Cumhurbaşkanı Erdoğan’ı lider yapan temel özelliklerden biri; bilgi endüstrisini elinde tutan, medya sektörünü kontrol eden, sanat camiasını harekete geçirebilen güç merkezlerinin saldırılarına boyun eğmemesi, devletin ve milletin selameti için kişisel hesap gütmeden dik durmasını bilmesi.
Hataları, kusurları, eksikleri, yanlış kararları yok mu? Muhakkak vardır. Ama şu ana kadar “içeriden”, yani muhafazakar medyadan kendisine esaslı bir eleştiri geliştirildiğine şahit olmamak, Erdoğan’ın değil muhafazakar medyanın eksikliğidir.“Farklı seslerin” bastırılmasına yol açacak bir Erdoğan eleştirisi de söz konusu değil; ayrıca ortada “farklı ses” de yok. Doğan Medyası’ndan, Sözcü’den, Taraf’tan, Cumhuriyet’ten, Birgün ve Özgür Gündem’den çıkan sesle, buradan çıkan ses aynı.
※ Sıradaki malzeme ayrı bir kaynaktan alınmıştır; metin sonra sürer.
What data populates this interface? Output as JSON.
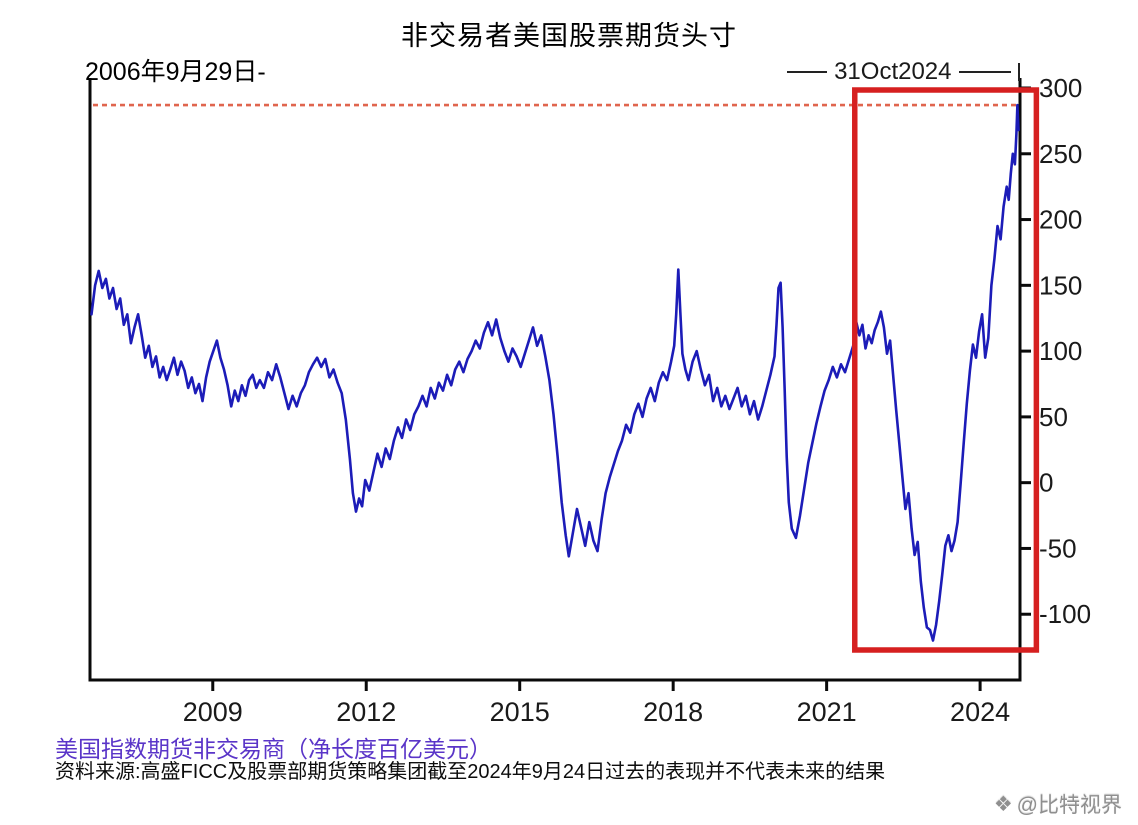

Adı muhafazakar medya ile özdeşleşmiş gazete bünyesindeki çalışanların “Erdoğan bu, herkesi satar” biçimindeki paylaşımları, gerçekten “farklı ses” mi? “İsrail ile örtünen çıplak kalır” diyenlerle, “Türkiye’nin onurunu 20 milyona İsrail’e sattı” diyen CHP liderinin yaymaya çalıştığı kirli ses özünde birbirinden maalesef farklı değil. Tıpkı, “Erdoğan partinin üzerinden elini çeksin” diyen sözde AK Parti’ye yakın yazarlarla, “Erdoğan Cumhurbaşkanlığı görev sınırlarının dışına çıkmasın” diyen Doğan grubu yazarı veya Paralel medya elemanı arasında fark kalmadığı gibi. Erdoğan’a yöneltilen “diktatörlük” suçlamasının muhafazakarcası “Tek adamlık” ve “Otoriterleşme”. Cumhurbaşkanı’nın yola çıktığı arkadaşlarını yolda bıraktığını dile getirenlerle; Erdoğan’ın partinin kurucularını tek tek tasfiye ettiğini söyleyenler arasında içerik bakımından hiçbir farklılık yok.
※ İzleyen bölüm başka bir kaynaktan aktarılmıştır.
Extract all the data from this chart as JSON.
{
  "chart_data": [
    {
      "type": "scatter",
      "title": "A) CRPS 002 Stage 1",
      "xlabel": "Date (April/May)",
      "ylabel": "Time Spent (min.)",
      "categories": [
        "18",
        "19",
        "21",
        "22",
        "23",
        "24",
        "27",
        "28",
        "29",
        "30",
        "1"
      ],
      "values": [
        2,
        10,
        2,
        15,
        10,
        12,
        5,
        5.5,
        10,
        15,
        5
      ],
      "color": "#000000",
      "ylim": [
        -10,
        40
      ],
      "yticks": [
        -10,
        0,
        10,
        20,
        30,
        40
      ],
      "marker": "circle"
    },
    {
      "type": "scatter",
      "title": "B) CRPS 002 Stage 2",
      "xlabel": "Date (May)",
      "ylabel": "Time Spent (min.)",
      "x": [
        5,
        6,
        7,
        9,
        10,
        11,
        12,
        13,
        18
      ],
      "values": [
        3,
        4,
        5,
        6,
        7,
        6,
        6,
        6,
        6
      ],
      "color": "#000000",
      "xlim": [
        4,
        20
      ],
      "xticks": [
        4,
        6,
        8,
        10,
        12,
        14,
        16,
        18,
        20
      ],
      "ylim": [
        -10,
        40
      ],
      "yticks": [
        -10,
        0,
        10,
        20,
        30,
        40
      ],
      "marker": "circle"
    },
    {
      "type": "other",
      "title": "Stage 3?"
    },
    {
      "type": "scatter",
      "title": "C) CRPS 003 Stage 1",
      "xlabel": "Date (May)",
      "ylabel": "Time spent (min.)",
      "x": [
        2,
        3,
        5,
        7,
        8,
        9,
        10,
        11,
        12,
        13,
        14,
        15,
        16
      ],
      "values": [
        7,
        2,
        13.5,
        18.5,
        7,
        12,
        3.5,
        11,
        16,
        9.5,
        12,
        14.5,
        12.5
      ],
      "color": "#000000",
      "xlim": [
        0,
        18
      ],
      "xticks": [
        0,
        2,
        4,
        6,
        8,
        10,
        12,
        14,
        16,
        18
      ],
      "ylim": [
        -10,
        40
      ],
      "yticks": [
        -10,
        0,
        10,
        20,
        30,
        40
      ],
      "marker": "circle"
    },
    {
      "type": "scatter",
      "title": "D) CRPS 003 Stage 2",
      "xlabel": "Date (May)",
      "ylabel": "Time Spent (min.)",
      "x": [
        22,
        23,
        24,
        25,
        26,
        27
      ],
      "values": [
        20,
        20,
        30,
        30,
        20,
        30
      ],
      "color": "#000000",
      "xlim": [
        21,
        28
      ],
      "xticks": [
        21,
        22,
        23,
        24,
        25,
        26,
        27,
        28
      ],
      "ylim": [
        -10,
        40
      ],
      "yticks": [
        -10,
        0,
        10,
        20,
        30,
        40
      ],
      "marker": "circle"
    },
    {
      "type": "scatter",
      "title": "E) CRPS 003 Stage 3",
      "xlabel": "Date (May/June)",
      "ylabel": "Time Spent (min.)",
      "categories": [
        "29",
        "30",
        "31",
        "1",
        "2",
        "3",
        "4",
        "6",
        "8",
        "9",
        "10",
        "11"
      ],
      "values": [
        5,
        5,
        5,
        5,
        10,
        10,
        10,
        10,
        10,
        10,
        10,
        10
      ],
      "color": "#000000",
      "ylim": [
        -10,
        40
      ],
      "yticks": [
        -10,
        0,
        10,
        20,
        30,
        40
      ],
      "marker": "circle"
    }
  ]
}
Evet doğru, Erdoğan’a eleştiri getirenler arasında farklı yüzler olduğu da inkar edilemez. Ahmet Taşgetiren’den Hakan Albayrak’a, muhafazakar alanı dolduran gazetelerin kimi yazarlarına kadar pek çok isim yeni yeni Erdoğan’ı eleştirmeye, suçlamaya, hatta karalamaya başladı. Mümkündür ve olabilir; Cumhurbaşkanı’na, Başbakan’a, bakan ve milletvekillerine daha nitelikli eleştirilerin geliştirilmesinde fayda var. Bunun hiçbir mahsuru yok. Ancak bu kesimlerin kendilerine yönelen yapıcı eleştirileri de gözardı etmemeleri kaydıyla ve dikkate almaları umuduyla.
Ertuğrul Özkök’ün her geçen gün teşekkür ettiği muhafazakar yazar sayısı artıyor. Özkök’ün yanı gittikçe bu isimlerle kalabalıklaşmakta. Erdoğan’ın çevresinden kalkıp Ertuğrul Özkök’ün divanına geçmeyi “kaliteli”, “seviyeli” olarak kabul edenlere denecek söz yok. Ancak Ertuğrul’un divanından Erdoğan’ı eleştirmenin hoş karşılanıp ciddiye alınacak bir yanının olmadığını belirtmek gerekiyor.